Michael Nausner
Reutlingen School of Theology
michael.nausner@gmx.de

Abstract

This article attempts to shed light on the colonial legacy in German society today and to highlight instances of the arrival of postcolonial theory and theology in German academia. The invisibility of the colonial past in Germany is slowly coming to an end at the beginning of the twenty-first century, as demonstrated in the first part of the article. The new awareness is reflected in a growing number of activities highlighting Germany’s participation in the establishment of a colonial world order in the nineteenth century and the remaining effects of this participation. Critical cultural analysis from the Anglophone world is reflected in German academia and literature, which is explored with the help of two examples. In the second part of the article the focus is on the arrival of cultural studies in general and postcolonial theory in particular in German religious studies and theology as well. A recurring issue in this reception is complexity and hybridity of cultural boundary dynamics and their significance for religious and theological discourse.
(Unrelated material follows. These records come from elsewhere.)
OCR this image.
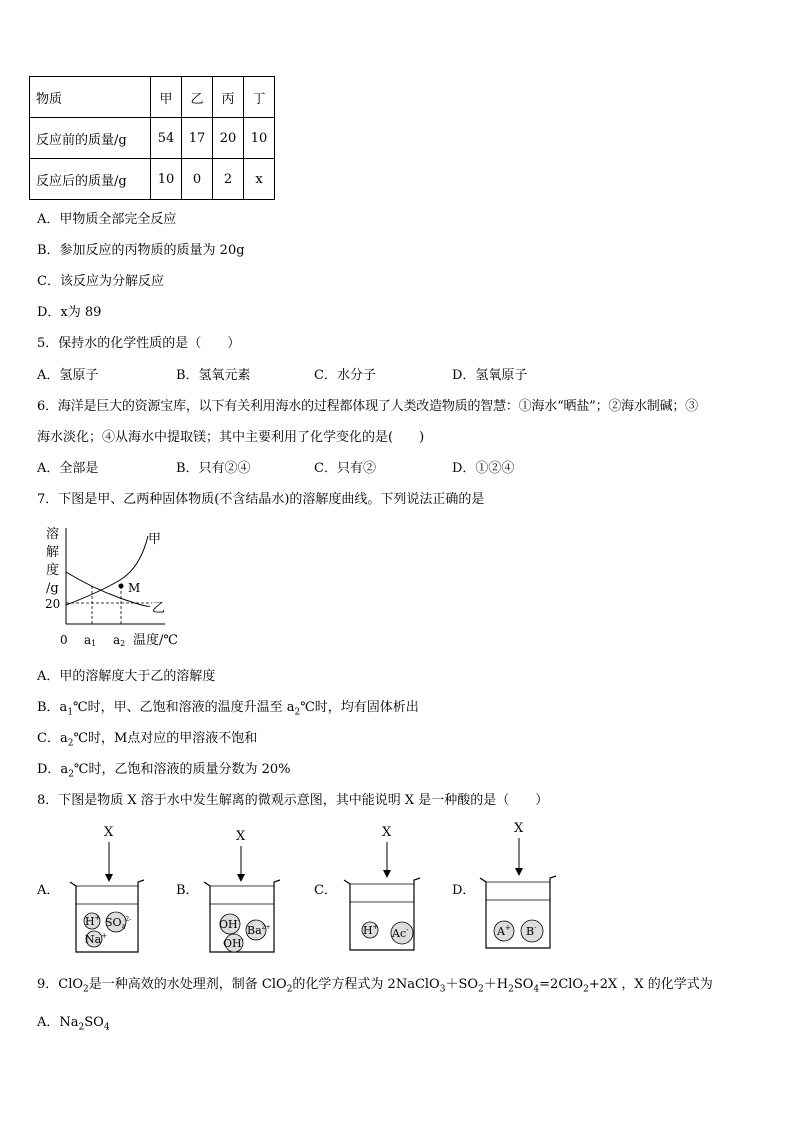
物质	甲	乙	丙	丁
反应前的质量/g	54	17	20	10
反应后的质量/g	10	0	2	x
A．甲物质全部完全反应
B．参加反应的丙物质的质量为 20g
C．该反应为分解反应
D．x为 89
5．保持水的化学性质的是（　　）
A．氢原子	B．氢氧元素	C．水分子	D．氢氧原子
6．海洋是巨大的资源宝库，以下有关利用海水的过程都体现了人类改造物质的智慧：①海水“晒盐”；②海水制碱；③
海水淡化；④从海水中提取镁；其中主要利用了化学变化的是(　　)
A．全部是	B．只有②④	C．只有②	D．①②④
7．下图是甲、乙两种固体物质(不含结晶水)的溶解度曲线。下列说法正确的是
溶
解
度
/g
20
M
甲
乙
0 a1 a2 温度/℃
A．甲的溶解度大于乙的溶解度
B．$a_1℃$时，甲、乙饱和溶液的温度升温至 $a_2℃$时，均有固体析出
C．$a_2℃$时，M点对应的甲溶液不饱和
D．$a_2℃$时，乙饱和溶液的质量分数为 20%
8．下图是物质 X 溶于水中发生解离的微观示意图，其中能说明 X 是一种酸的是（　　）
A．
X
H+ $SO_4^{2-}$
Na+
B．
X
OH-
$Ba^{2+}$
OH-
C．
X
H+ Ac-
D．
X
A+ B-
9．ClO$_2$是一种高效的水处理剂，制备 ClO$_2$的化学方程式为 $2NaClO_3+SO_2+H_2SO_4=2ClO_2+2X$ ，X 的化学式为
A．$Na_2SO_4$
Especially in the emerging and contested field of intercultural theology in Germany the hybrid character of all (religious) culture is reflected upon in new ways.

Michael Nausner, a native of Austria, studied theology in Germany, Sweden, and the USA. He earned his M.Div. at Uppsala University in Sweden and his PhD at Drew University in Madison, NJ. Since 2005 he has been professor of systematic theology at Reutlingen School of Theology, Germany. He is teaching theology with a special interest in (inter)cultural issues in general and postcolonial theory in particular. In 2004, he edited together with Catherine Keller and Mayra Rivera Postcolonial Theologies: Divinity and Empire.